Der Außenbereich des Obersberg-Geländes gehörte vor allem Betrieben aus den Bereichen Handwerk und Technik. Die Firma Bickhardt Bau hatte sogar einen Bagger mitgebracht, an dem Interessenten versuchen konnten, sich selbst ans Steuer zu setzen. Im Audimax waren neben Banken, Bäckern und Einzelhandelsketten auch die Arbeitsagentur vertreten. In den Räumen der Beruflichen Schulen standen Pflege- und erzieherische Berufe im Vordergrund. Abgerundet wurde das Angebot mit Unternehmen wie Amazon, Hilti und mehr in der Pausenhalle der MSO. Besonderes Highlight: AEM hatte einen Tisch für "Robo-Hockey" aufgestellt, wo Besucher gegen einen computergesteuerten Arm Tischhockey spielten.

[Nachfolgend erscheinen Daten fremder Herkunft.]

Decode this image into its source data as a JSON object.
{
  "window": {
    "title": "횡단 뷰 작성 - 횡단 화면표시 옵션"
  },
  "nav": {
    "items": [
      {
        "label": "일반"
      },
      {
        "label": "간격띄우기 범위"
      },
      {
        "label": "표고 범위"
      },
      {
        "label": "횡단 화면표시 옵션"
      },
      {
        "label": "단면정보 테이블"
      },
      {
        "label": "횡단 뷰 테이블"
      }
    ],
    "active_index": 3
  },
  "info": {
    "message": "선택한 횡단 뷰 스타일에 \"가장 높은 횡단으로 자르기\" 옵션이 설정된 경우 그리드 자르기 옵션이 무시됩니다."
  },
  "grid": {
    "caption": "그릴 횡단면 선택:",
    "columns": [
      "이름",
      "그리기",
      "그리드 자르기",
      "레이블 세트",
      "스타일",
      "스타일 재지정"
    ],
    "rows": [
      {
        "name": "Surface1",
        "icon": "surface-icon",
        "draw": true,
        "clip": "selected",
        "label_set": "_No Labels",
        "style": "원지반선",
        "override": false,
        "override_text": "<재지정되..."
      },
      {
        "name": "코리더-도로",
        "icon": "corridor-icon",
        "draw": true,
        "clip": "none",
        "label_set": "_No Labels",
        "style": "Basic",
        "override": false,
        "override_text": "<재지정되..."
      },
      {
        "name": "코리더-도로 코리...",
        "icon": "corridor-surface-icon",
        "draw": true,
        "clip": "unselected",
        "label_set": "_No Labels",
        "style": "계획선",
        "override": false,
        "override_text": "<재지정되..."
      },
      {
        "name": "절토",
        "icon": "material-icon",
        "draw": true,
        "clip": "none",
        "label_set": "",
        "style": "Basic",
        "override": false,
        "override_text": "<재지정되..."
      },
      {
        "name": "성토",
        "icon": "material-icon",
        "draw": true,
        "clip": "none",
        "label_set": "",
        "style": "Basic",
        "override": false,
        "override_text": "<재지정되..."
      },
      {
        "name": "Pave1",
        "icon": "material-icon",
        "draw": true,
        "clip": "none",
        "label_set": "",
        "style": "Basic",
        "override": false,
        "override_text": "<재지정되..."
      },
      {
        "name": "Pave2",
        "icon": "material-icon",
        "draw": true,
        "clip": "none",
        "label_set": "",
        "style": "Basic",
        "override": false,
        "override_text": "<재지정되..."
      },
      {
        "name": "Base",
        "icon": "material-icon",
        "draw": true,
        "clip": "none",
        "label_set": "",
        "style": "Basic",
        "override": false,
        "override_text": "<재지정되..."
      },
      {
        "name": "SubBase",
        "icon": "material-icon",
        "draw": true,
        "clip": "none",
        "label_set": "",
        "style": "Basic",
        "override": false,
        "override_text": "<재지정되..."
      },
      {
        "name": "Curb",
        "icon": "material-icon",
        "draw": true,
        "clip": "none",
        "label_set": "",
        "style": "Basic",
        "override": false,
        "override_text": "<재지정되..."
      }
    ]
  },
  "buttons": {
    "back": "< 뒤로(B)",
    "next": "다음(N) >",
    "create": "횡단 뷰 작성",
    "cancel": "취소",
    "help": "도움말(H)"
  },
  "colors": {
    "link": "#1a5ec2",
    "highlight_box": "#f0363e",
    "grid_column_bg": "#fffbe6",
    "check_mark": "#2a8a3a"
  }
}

Ein wichtiges Angebot für Jugendliche

Nicole Häußler von der Agentur für Arbeit Bad Hersfeld/Fulda betonte, wie wichtig solche Veranstaltungen wie die Azubimesse seien. "Das alles hier hat eine niedrige Einstiegsschwelle. Interessenten kommen einfach vorbei, ohne Termin, und man kommt ins Gespräch. Dadurch entstehen Möglichkeiten, die sich sonst vielleicht nicht bieten", betonte sie im Gespräch mit OSTHESSEN|NEWS. Die Agentur war aus zwei Gründen vor Ort: einmal als Arbeitgeber – und einmal als Unterstützung für Jobsuchende. So hielt die Agentur für Arbeit in den Räumlichkeiten der MSO noch zwei Vorträge, die nicht nur für (angehende) Azubis gedacht waren. Sondern auch für Menschen, die sich weiterbilden oder umschulen wollen.

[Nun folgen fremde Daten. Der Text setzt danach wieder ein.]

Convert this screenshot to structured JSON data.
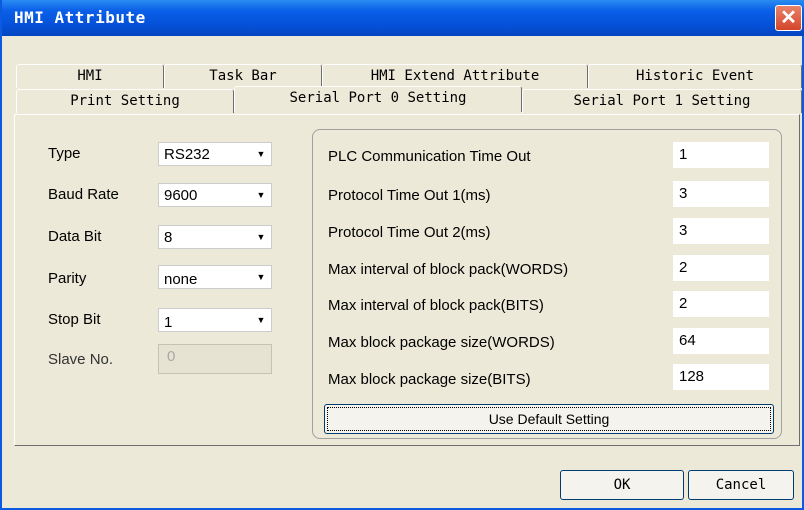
{
  "window": {
    "title": "HMI Attribute"
  },
  "tabs": {
    "row1": [
      "HMI",
      "Task Bar",
      "HMI Extend Attribute",
      "Historic Event"
    ],
    "row2": [
      "Print Setting",
      "Serial Port 0 Setting",
      "Serial Port 1 Setting"
    ],
    "active": "Serial Port 0 Setting"
  },
  "left": {
    "type": {
      "label": "Type",
      "value": "RS232"
    },
    "baud": {
      "label": "Baud Rate",
      "value": "9600"
    },
    "databit": {
      "label": "Data Bit",
      "value": "8"
    },
    "parity": {
      "label": "Parity",
      "value": "none"
    },
    "stopbit": {
      "label": "Stop Bit",
      "value": "1"
    },
    "slave": {
      "label": "Slave No.",
      "value": "0"
    }
  },
  "right": {
    "fields": [
      {
        "label": "PLC Communication Time Out",
        "value": "1"
      },
      {
        "label": "Protocol Time Out 1(ms)",
        "value": "3"
      },
      {
        "label": "Protocol Time Out 2(ms)",
        "value": "3"
      },
      {
        "label": "Max interval of block pack(WORDS)",
        "value": "2"
      },
      {
        "label": "Max interval of block pack(BITS)",
        "value": "2"
      },
      {
        "label": "Max block package size(WORDS)",
        "value": "64"
      },
      {
        "label": "Max block package size(BITS)",
        "value": "128"
      }
    ],
    "default_button": "Use Default Setting"
  },
  "footer": {
    "ok": "OK",
    "cancel": "Cancel"
  },
  "icons": {
    "close": "close-icon",
    "dropdown": "chevron-down-icon"
  }
}
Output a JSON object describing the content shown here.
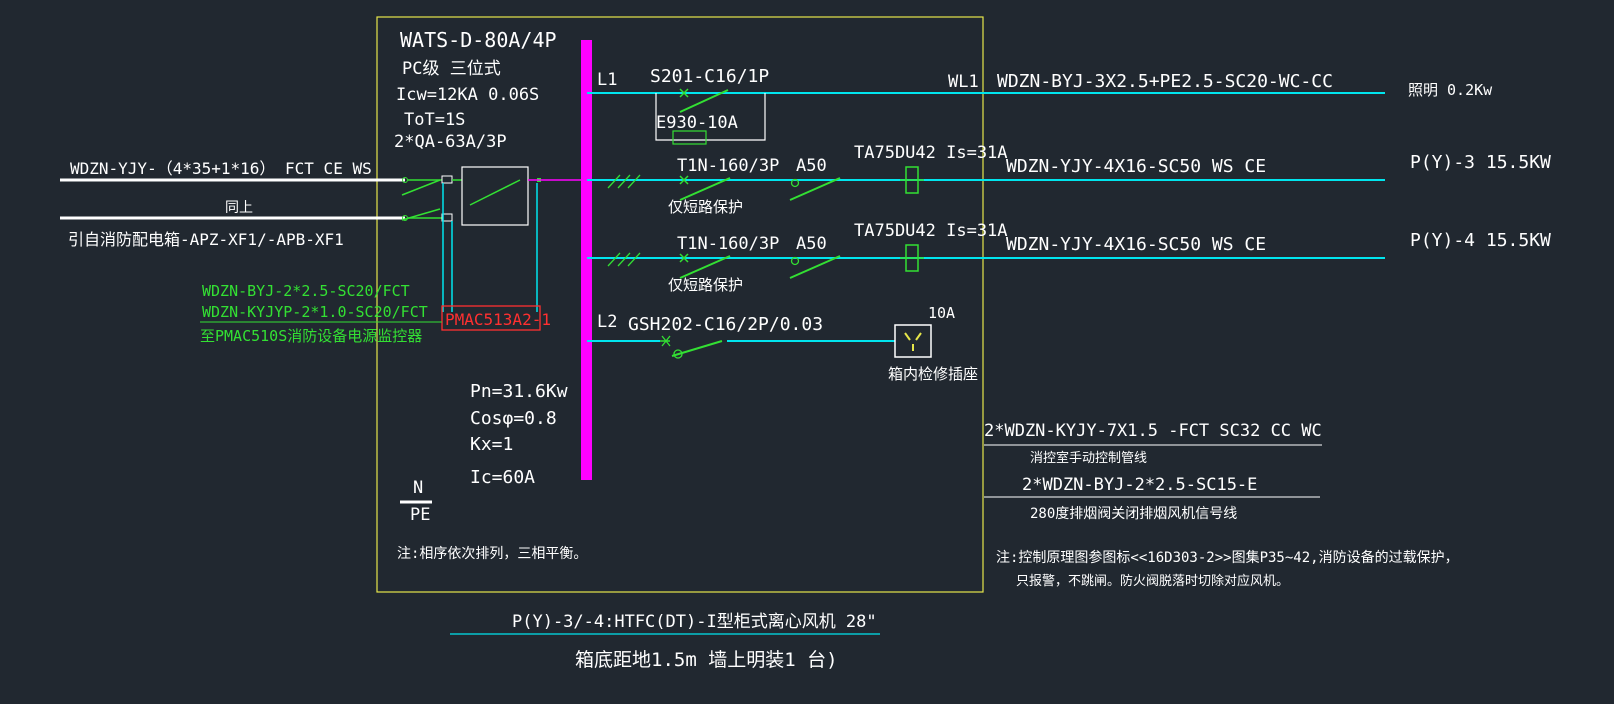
{
  "panel": {
    "model": "WATS-D-80A/4P",
    "class": "PC级 三位式",
    "icw": "Icw=12KA 0.06S",
    "tot": "ToT=1S",
    "qa": "2*QA-63A/3P",
    "monitor_module": "PMAC513A2-1"
  },
  "incoming": {
    "cable": "WDZN-YJY-（4*35+1*16） FCT CE WS",
    "same": "同上",
    "source": "引自消防配电箱-APZ-XF1/-APB-XF1"
  },
  "monitor": {
    "cable1": "WDZN-BYJ-2*2.5-SC20/FCT",
    "cable2": "WDZN-KYJYP-2*1.0-SC20/FCT",
    "target": "至PMAC510S消防设备电源监控器"
  },
  "bus": {
    "l1": "L1",
    "l2": "L2"
  },
  "circuits": [
    {
      "breaker": "S201-C16/1P",
      "accessory": "E930-10A",
      "label": "WL1",
      "cable": "WDZN-BYJ-3X2.5+PE2.5-SC20-WC-CC",
      "load": "照明 0.2Kw"
    },
    {
      "breaker": "T1N-160/3P",
      "protection": "仅短路保护",
      "contactor": "A50",
      "relay": "TA75DU42 Is=31A",
      "cable": "WDZN-YJY-4X16-SC50 WS CE",
      "load": "P(Y)-3  15.5KW"
    },
    {
      "breaker": "T1N-160/3P",
      "protection": "仅短路保护",
      "contactor": "A50",
      "relay": "TA75DU42 Is=31A",
      "cable": "WDZN-YJY-4X16-SC50 WS CE",
      "load": "P(Y)-4  15.5KW"
    },
    {
      "breaker": "GSH202-C16/2P/0.03",
      "socket_rating": "10A",
      "socket_label": "箱内检修插座"
    }
  ],
  "params": {
    "pn": "Pn=31.6Kw",
    "cos": "Cosφ=0.8",
    "kx": "Kx=1",
    "ic": "Ic=60A"
  },
  "grounding": {
    "n": "N",
    "pe": "PE"
  },
  "note_left": "注:相序依次排列，三相平衡。",
  "control": {
    "cable1": "2*WDZN-KYJY-7X1.5 -FCT SC32 CC WC",
    "desc1": "消控室手动控制管线",
    "cable2": "2*WDZN-BYJ-2*2.5-SC15-E",
    "desc2": "280度排烟阀关闭排烟风机信号线"
  },
  "note_right": {
    "line1": "注:控制原理图参图标<<16D303-2>>图集P35~42,消防设备的过载保护，",
    "line2": "只报警，不跳闸。防火阀脱落时切除对应风机。"
  },
  "footer": {
    "line1": "P(Y)-3/-4:HTFC(DT)-I型柜式离心风机 28\"",
    "line2": "箱底距地1.5m 墙上明装1 台)"
  },
  "colors": {
    "background": "#212830",
    "cyan_line": "#00e5ee",
    "busbar": "#ff00ff",
    "green": "#33e033",
    "frame": "#e6e64a",
    "red_box": "#ff3030"
  }
}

Werbung für besonderes Konzept

Die Stadt Bad Hersfeld nutzte die Messe zur Suche nach einem Dualen Studenten im Bauingenieurwesen. Doch vor allem für junge Menschen, die Interesse an Berufen im erzieherischen Bereich hatten, stellten die Vertreter der Stadt ein besonderes Konzept vor: PivA. Das steht für "praxisintegrierte vergütete Ausbildung" von Erziehern. Dabei handelt es sich um eine dreijährige duale Ausbildung, die Theorie und Praxis in Kitas verbindet. Und den Auszubildenden

ein festes Gehalt bezahlt, anders als bei rein schulischen Ausbildungen. "Das Angebot der Stadt ist aber noch vielfältiger. Wir stellen natürlich Erzieher ein, aber auch Gärtner, Mechatroniker und mehr. Viele wissen das gar nicht", erklärte Julia Ranscht, stellvertretende Fachbereichsleiterin Personalmanagement der Stadt Bad Hersfeld.

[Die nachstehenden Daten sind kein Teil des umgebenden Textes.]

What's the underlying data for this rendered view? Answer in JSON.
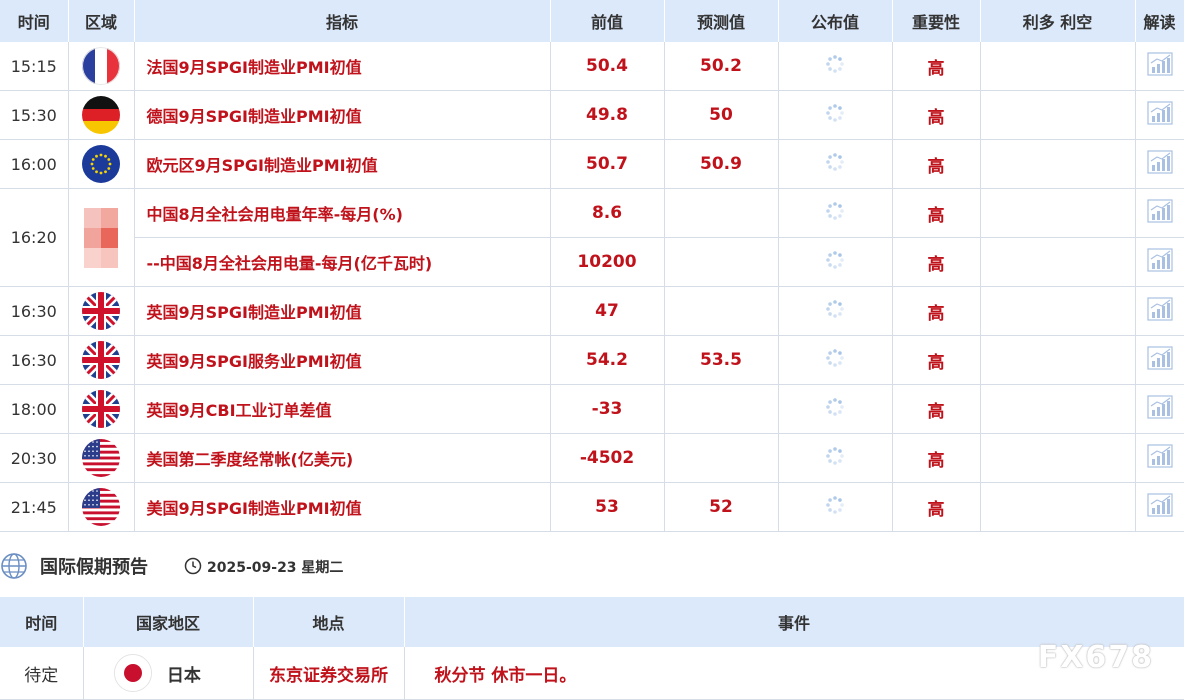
{
  "calendar": {
    "headers": {
      "time": "时间",
      "region": "区域",
      "indicator": "指标",
      "previous": "前值",
      "forecast": "预测值",
      "actual": "公布值",
      "importance": "重要性",
      "impact": "利多 利空",
      "analysis": "解读"
    },
    "rows": [
      {
        "time": "15:15",
        "flag": "france",
        "indicator": "法国9月SPGI制造业PMI初值",
        "previous": "50.4",
        "forecast": "50.2",
        "importance": "高"
      },
      {
        "time": "15:30",
        "flag": "germany",
        "indicator": "德国9月SPGI制造业PMI初值",
        "previous": "49.8",
        "forecast": "50",
        "importance": "高"
      },
      {
        "time": "16:00",
        "flag": "eu",
        "indicator": "欧元区9月SPGI制造业PMI初值",
        "previous": "50.7",
        "forecast": "50.9",
        "importance": "高"
      },
      {
        "time": "16:20",
        "flag": "china",
        "indicator": "中国8月全社会用电量年率-每月(%)",
        "previous": "8.6",
        "forecast": "",
        "importance": "高"
      },
      {
        "time": "",
        "flag": "",
        "indicator": "--中国8月全社会用电量-每月(亿千瓦时)",
        "previous": "10200",
        "forecast": "",
        "importance": "高"
      },
      {
        "time": "16:30",
        "flag": "uk",
        "indicator": "英国9月SPGI制造业PMI初值",
        "previous": "47",
        "forecast": "",
        "importance": "高"
      },
      {
        "time": "16:30",
        "flag": "uk",
        "indicator": "英国9月SPGI服务业PMI初值",
        "previous": "54.2",
        "forecast": "53.5",
        "importance": "高"
      },
      {
        "time": "18:00",
        "flag": "uk",
        "indicator": "英国9月CBI工业订单差值",
        "previous": "-33",
        "forecast": "",
        "importance": "高"
      },
      {
        "time": "20:30",
        "flag": "us",
        "indicator": "美国第二季度经常帐(亿美元)",
        "previous": "-4502",
        "forecast": "",
        "importance": "高"
      },
      {
        "time": "21:45",
        "flag": "us",
        "indicator": "美国9月SPGI制造业PMI初值",
        "previous": "53",
        "forecast": "52",
        "importance": "高"
      }
    ]
  },
  "holidays": {
    "section_title": "国际假期预告",
    "date": "2025-09-23 星期二",
    "headers": {
      "time": "时间",
      "country": "国家地区",
      "place": "地点",
      "event": "事件"
    },
    "rows": [
      {
        "time": "待定",
        "flag": "japan",
        "country": "日本",
        "place": "东京证券交易所",
        "event": "秋分节 休市一日。"
      }
    ]
  },
  "watermark": "FX678",
  "colors": {
    "accent_red": "#c0121b",
    "header_bg": "#dce9fa",
    "border": "#d7dde6"
  },
  "icons": {
    "actual_pending": "loading-spinner-icon",
    "analysis": "bar-chart-icon",
    "section": "globe-icon",
    "date": "clock-icon"
  }
}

Jede Menge Goodies für die Besucher

Neben all den zahlreichen Informationen hatten die Aussteller vor allem eines im Gepäck: Goodies! Interessierte Besucher durften sich nicht nur Infobroschüren mitnehmen, sondern Stifte, Gummibärchen, weitere Snacks, Blöcke, Flaschenöffner und vieles mehr. Das Klinikum Hersfeld-Rotenburg versorgte die Besucher sogar mit kostenloser Zuckerwatte. An anderen Ständen gab es von Bratwurst und Pommes über Eis alles, was das Herz begehrte.

Noten stehen nicht im Vordergrund

Eine Sache, die besonders auffällt, wenn man sich mit den Betrieben unterhält: viele Firmen legen bei der Wahl der potentiellen Azubis immer weniger Wert auf Noten. Das ist wichtig. Denn: Laut Zahlen der Agentur für Arbeit kamen auf 731 freie Azubistellen in Hersfeld-Rotenburg im Jahr 2025 nur 452 Bewerber. Manche Branchen, wie beispielsweise Friseure, finden kaum passende Bewerber. Auch die Erzieherbranche leidet. So sagte Dirk Langheld von "KITAMIGOS", der Zweckverband der evangelischen Kindertagesstätten im Landkreis: "Wir gucken nicht auf die Abschlüsse. Wichtiger sind uns Menschen, die Lust auf den Job haben. Die Freude daran haben, mit Kindern zu arbeiten.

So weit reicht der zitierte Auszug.